Karena selama ini guru sudah menggunakan beberapa model pembelajaran namun dirasa kurang untuk meningkatkan kemampuan penalaran analogi matematik
siswa. Analogi dapat membantu siswa memahami materi melalui perbandingan
dengan materi lain dengan cara mencari keserupaan sifat diantara materi yang dibandingkan. Penalaran analogi pun sering digunakan dalam kehidupan sehari-
hari. Sehingga kemampuan penalaran analogi matematik siswa sangat penting untuk dikembangkan.
Dalam proses pembelajaran yang sangat perlu mendapat perhatian oleh guru adalah sumbang saran brainstorming siswa dalam memecahkan masalah.

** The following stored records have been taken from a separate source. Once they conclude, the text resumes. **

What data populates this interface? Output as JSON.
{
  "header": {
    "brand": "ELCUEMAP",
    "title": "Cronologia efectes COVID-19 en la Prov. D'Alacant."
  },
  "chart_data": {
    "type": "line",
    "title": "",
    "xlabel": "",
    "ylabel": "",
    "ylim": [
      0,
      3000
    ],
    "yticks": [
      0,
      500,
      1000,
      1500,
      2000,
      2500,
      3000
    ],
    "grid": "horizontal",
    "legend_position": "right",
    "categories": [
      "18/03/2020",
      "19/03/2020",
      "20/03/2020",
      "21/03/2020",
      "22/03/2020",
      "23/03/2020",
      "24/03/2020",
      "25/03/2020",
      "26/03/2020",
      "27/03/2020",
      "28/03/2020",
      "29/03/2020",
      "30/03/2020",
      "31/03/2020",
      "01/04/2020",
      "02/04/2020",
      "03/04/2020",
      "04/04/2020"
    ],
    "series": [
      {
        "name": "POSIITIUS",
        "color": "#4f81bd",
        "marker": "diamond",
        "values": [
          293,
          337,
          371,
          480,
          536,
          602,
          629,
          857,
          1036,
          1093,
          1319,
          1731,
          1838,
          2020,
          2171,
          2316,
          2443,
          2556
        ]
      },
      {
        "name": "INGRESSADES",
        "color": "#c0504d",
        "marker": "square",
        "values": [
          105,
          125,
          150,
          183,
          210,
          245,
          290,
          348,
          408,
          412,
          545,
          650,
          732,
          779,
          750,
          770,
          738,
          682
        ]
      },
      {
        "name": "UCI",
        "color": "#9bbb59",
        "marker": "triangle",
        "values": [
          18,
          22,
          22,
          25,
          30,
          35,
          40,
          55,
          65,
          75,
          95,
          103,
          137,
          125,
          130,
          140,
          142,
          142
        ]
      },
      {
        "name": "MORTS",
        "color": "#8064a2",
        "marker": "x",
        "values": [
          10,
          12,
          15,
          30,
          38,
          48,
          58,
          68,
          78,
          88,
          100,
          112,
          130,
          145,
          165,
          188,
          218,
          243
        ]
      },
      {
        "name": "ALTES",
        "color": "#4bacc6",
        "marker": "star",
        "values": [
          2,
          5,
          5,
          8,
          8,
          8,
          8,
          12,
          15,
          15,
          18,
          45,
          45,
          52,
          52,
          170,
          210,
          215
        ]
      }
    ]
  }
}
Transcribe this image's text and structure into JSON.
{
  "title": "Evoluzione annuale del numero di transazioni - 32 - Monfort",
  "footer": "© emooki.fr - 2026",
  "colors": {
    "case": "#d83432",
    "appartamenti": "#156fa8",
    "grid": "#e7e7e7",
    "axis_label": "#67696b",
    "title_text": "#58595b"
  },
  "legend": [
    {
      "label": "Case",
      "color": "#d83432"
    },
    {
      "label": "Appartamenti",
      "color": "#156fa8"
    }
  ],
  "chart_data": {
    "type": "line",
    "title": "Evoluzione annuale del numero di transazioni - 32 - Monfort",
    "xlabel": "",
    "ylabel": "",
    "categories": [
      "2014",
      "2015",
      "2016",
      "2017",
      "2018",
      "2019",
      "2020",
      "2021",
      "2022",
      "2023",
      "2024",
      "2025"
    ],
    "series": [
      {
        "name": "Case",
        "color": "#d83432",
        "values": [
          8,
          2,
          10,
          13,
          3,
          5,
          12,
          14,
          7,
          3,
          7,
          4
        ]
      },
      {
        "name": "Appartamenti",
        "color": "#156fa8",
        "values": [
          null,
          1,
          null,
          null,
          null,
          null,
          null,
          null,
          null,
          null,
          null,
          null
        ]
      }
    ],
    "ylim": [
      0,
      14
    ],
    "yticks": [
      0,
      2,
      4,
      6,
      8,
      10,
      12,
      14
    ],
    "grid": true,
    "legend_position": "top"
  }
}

Oleh karena itu, guru memegang peranan penting dalam proses pembelajaran di kelas. Guru harus mampu mengundang pemikiran dan daya kreasi siswanya. Guru
harus mampu merancang dan melaksanakan kegiatan belajar bermakna dan dapat mengelola sumber belajar yang diperlukan. Di sisi lain, siswa harus terlibat dalam
proses belajar, mereka dilatih untuk menjelajah, mencari, mempertanyakan sesuatu, menyelidiki jawaban atas pertanyaan, mengelola dan menyampaikan
hasil perolehannya secara komunikatif. Mereka dibimbing agar mampu menentukan kebutuhannya, menganalisis informasi yang diterima, serta
menyeleksi dan memberi arti pada informasi baru.